Hail to the chief
On July 1, Martha Burger will become the first woman president of Oklahoma City University.
Martha Burger delivered the commencement address at Oklahoma City University last weekend, upon the invitation of OCU President Robert Henry.
Her message to graduates?
“Try something that doesn’t seem easy and you’re a little bit nervous about. You never know what’s going to happen if you‘re just open to things.”
Burger, as OCU president designate, didn’t have to look far for her inspiration.
A retired executive of the energy industry, she initially balked at the higher education job and even agreed to serve on the search committee, but people kept nominating her, she said.
“I realized I could retire again later, and until then I want to do all I can to help this place I love so much,” Burger said. Her decision to accept the position "was almost spiritual.”
As president, Burger, 65, will oversee 200 fulltime faculty members, 125 adjunct professors, and 350 staff members who serve some 1,800 undergraduate and 600 graduate students.
From the administration building on the OCU campus, she recently sat down with The Oklahoman to talk about her life and career. This is an edited transcript: Q: Tell us about your roots.
A: I grew up in Wilmington, Delaware, which is 15 minutes from Philadelphia and a train ride away from Baltimore. My father was a chemical engineer and my mom was a housewife and full-time mom to me and my sister, who’s five years older. In school, I was all about my friends and cheerleading.

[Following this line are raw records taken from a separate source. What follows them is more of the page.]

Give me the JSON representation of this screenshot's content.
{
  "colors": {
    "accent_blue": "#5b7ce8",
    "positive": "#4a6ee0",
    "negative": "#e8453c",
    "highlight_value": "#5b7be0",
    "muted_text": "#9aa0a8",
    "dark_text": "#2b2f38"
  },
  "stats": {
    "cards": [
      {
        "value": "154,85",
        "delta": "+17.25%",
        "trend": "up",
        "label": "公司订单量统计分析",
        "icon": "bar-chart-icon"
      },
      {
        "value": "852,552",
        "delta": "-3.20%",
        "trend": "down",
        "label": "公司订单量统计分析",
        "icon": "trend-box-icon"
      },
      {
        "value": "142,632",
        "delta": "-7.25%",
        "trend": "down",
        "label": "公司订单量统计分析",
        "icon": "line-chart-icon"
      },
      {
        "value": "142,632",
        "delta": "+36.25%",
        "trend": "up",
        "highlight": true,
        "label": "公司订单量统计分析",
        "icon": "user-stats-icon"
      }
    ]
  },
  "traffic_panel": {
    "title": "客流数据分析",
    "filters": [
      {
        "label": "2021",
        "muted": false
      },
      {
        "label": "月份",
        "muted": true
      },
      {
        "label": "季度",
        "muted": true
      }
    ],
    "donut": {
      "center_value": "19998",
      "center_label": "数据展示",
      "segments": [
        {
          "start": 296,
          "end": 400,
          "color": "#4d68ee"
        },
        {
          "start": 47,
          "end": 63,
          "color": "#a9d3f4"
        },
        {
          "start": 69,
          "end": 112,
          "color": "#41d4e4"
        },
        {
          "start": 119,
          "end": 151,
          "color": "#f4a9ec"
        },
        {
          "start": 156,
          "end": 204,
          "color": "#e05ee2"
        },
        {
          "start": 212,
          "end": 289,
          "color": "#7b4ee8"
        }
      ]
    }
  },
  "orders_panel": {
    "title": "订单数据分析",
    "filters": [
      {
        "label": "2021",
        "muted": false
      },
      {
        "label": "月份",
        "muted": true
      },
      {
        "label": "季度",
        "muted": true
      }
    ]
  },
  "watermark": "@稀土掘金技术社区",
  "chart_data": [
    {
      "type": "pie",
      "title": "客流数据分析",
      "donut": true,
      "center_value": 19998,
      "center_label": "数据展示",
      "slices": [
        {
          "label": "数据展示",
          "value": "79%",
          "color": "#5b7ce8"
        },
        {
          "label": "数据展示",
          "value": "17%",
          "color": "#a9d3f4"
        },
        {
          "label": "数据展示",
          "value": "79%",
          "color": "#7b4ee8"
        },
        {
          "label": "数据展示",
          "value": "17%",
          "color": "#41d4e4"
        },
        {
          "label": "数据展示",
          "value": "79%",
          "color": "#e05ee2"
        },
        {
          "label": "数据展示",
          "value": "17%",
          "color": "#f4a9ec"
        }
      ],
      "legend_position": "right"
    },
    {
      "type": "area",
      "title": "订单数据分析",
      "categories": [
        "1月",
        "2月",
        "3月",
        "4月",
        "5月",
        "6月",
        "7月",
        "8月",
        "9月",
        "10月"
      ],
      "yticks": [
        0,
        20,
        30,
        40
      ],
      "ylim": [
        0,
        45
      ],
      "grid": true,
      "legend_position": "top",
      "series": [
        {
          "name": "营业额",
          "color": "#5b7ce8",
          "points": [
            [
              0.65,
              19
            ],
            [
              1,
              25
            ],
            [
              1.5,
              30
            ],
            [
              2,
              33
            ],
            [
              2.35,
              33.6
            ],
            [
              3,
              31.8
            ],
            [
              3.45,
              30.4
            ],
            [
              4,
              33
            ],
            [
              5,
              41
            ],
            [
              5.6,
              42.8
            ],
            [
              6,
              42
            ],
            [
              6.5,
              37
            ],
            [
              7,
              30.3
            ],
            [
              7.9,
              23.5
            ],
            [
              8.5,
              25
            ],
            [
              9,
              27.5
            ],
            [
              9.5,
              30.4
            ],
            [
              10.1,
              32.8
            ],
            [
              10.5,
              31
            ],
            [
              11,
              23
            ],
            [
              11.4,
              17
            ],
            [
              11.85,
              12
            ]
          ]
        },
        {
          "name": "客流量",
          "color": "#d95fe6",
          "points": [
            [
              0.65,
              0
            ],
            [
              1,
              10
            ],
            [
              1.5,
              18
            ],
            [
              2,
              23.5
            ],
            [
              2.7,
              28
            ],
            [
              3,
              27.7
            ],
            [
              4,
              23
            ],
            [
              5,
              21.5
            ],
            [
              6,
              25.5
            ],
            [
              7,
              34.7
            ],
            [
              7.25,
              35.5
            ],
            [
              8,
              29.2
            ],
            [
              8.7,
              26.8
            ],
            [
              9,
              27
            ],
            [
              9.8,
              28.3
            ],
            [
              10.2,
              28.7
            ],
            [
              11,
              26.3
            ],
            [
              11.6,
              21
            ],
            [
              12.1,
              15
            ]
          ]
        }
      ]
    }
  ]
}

The University of Delaware was expensive and hard to get into, so it was customary for Delaware residents to go away to college. I chose the University of Missouri, because I thought I wanted to go into journalism before I realized I didn’t write so well. After two years at Mizzou, an old boyfriend and I transferred to Oklahoma State University, where he pursued a hotel and restaurant degree and I pursued medical technology. I was completing my internship at a lab at University Hospital in Oklahoma City when I began second-guessing my career choice. That’s when I took night classes in accounting at UCO, loved them, and decided accounting was a more practical and lucrative career choice. Through campus interviews, I was hired by Arthur Andersen & Co., where I worked the first two years after graduation.
Q: You worked some 30 years with oil and gas firms, including nearly 20 with Chesapeake Energy Corp. What led you into the energy industry?
A: Arthur Andersen assigned me to the sector and, as is common, one of our clients hired me away. I worked for Phoenix Resource Cos. Inc. from 1985 to 1989 and then Hadson Corp., from 1989 to 1994. Hadson relocated to Dallas. I commuted for a time, but then started doing contract work for Chesapeake Energy, which I joined in 1994. Then, Chesapeake had fewer than 100 employees. It was a great opportunity to be a part of the company’s growth and see how the late Aubrey McClendon, Chesapeake’s founder and visionary, worked up close. I advanced to treasurer and, for my last 13 years, served as senior vice president of human and corporate resources. That was a fabulous opportunity to be involved in community relations and build the Chesapeake culture, with its on-site restaurants, fitness center and day care. Chesapeake’s new leadership terminated me and much of the senior leadership in 2013. Though I was 60, I never thought I’d end my career that way. Aubrey’s subsequent accidental death in 2016 left a hole in my heart and in the hearts of so many across our city and state. Aubrey would’ve been among the first people to encourage me to accept this new opportunity as OCU president. I can hear his voice in my ear now, cheering me on.
Q: What’s been your affiliation with OCU thus far?
A: I earned my MBA from OCU in 1992. That’s when the college offered night classes at the Sheraton downtown, and I worked for a company that offered tuition reimbursement. I figured I couldn’t miss the opportunity. I've been involved with the annual OCU women's leadership conference since its inception nine years ago. And for the past 10 years, I’ve served as an OCU trustee, including chairing the audit and finance committee. Among other things, I had the pleasure of traveling as a trustee to Singapore, where OCU has a marketing program.
Q: On July 1, you’ll become the first woman president of OCU since the school was established in 1904, succeeding Robert Henry, who will have served eight years. What do you think about that?
A: Having worked 30 years as a female in the male-dominated energy industry, I didn’t think much about it initially. But sitting in this conference room with portraits of my male predecessors, I get how important it is. Similarly, girls sports today is nothing like when I grew up. I recently attended an OCU women’s softball game and was thrilled to realize how far women have come. Men would’ve been hard put to return some of those pitches.
Q: What do you think OCU’s focus will be during your presidency?
A: I think we’ll continue to identify opportunities to respond to business and industry. We now have a program for physician assistants and are working on an accredited process for occupational therapists. Another area that’s growing and ripe with opportunity is the aerospace industry and defense contracting.